Updated on 2025-05-21 GMT+08:00

Quota Management

Quota management is used to limit the use of compute resources (such as CPUs, memory, nodes, and jobs) by users and partitions. Slurm does not directly manage storage or disk quotas. However, it can control compute resource quotas through Quality of Service (QoS), associations, and users/partitions.

Core Concepts of Quota Management

  1. Backend configuration
    • Association
      • Association is the core mechanism that defines the relationships between users and QoS in Slurm.
      • Using association, you can set resource limits (such as the maximum number of jobs and maximum number of CPUs or nodes) for specific users.
      • The table below describes the configuration parameters.

        Parameter

        Description

        MaxJobs

        Maximum number of jobs allowed to run

        MaxCPUs

        Maximum number of CPU cores

        MaxNodes

        Maximum number of nodes

        MaxSubmit

        Maximum number of jobs a user can submit

        MaxWall

        Maximum wall clock time a job can run (by partition or QoS)

    • Quality of service (QoS)
      • QoS is used to define resource limits and priorities for jobs. It can be associated with users, accounts, or jobs.
      • You can set the following parameters using QoS.

        Parameter

        Description

        Priority

        Determines the scheduling order of jobs.

        MaxWall

        Sets the maximum wall clock time a job can run.

        MaxJobs/MaxCPUs

        Defines resource limits (the maximum number of jobs or the maximum number of vCPUs).

  2. Settings on the UI

    You can set user quotas on the UI.

Quota Types and Configuration Methods

  1. Walltime limit

    The walltime limit defines the maximum amount of time a job can run before it is automatically terminated. You can enforce the walltime limit at multiple levels to control how long a job can run:

    • QoS level: Set MaxWall for QoS by running the sacctmgr command.
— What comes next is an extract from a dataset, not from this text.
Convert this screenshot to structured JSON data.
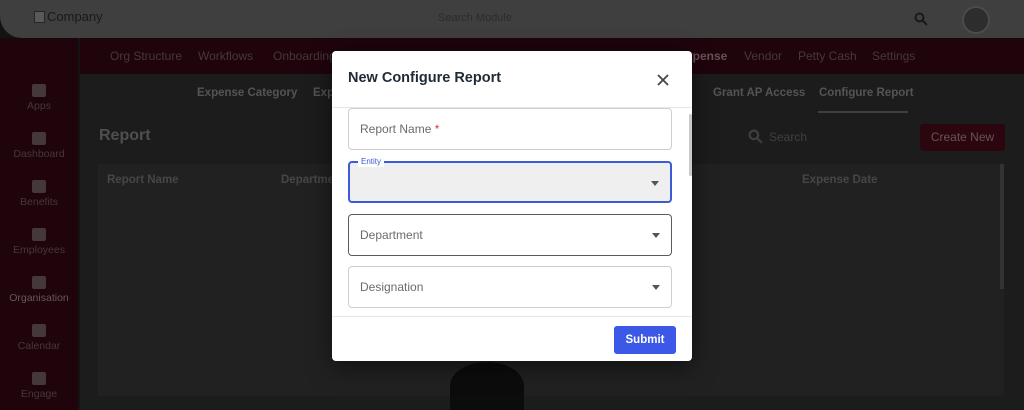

      # Example: Create a QoS with the walltime limit set to 24 hours.

      sacctmgr modify qos normal set MaxWall=24:00:00

      • User level:
      sacctmgr modify user alice set MaxWall=2-00:00:00
  2. Resource quotas (CPUs/Nodes/Jobs)
    • QoS level:
      acctmgr modify qos normal set MaxCPUs =100 MaxJobs=100
    • User level:

      Use sacctmgr to configure various resource limits, including MaxJobs, MaxCPUs, and MaxNodes.

      # Set the maximum number of jobs to 10 and the maximum number of CPUs to 100 for user alice.
      sacctmgr modify user alice set MaxJobs=10 MaxCPUs=100

      Settings on the UI

Configuration Examples

Example 1: Setting QoS and resource limits for a user

  1. Create a QoS.
    sacctmgr add qos name=short_qos MaxWall=1:00:00 MaxJobs=5
  2. Associate the QoS with the user.
    sacctmgr modify user alice set qos=short_qos
  3. Verify the settings.
    sacctmgr show user alice format=User,Account,QOS,MaxJobs,MaxCPUs

Example 2: Denying requests that exceed the quota

Checking the Quota

  • Check associations.
    sacctmgr show assoc # Displays all associations.
    sacctmgr show user alice # Displays the restrictions for user alice.
  • Check QoS settings.
    sacctmgr show qos
  • Check the resource usages.
    sshare -a #Display the resource usages of the account.
  • Resource usages on the UI

Precautions

  1. Priority: In Slurm, user-level quotas generally take precedence over QoS-level quotas.
  2. Audit and monitoring: You can use sshare and sacct to monitor resource usages periodically.

Remarks

You can view the quota usage in the last 14 days.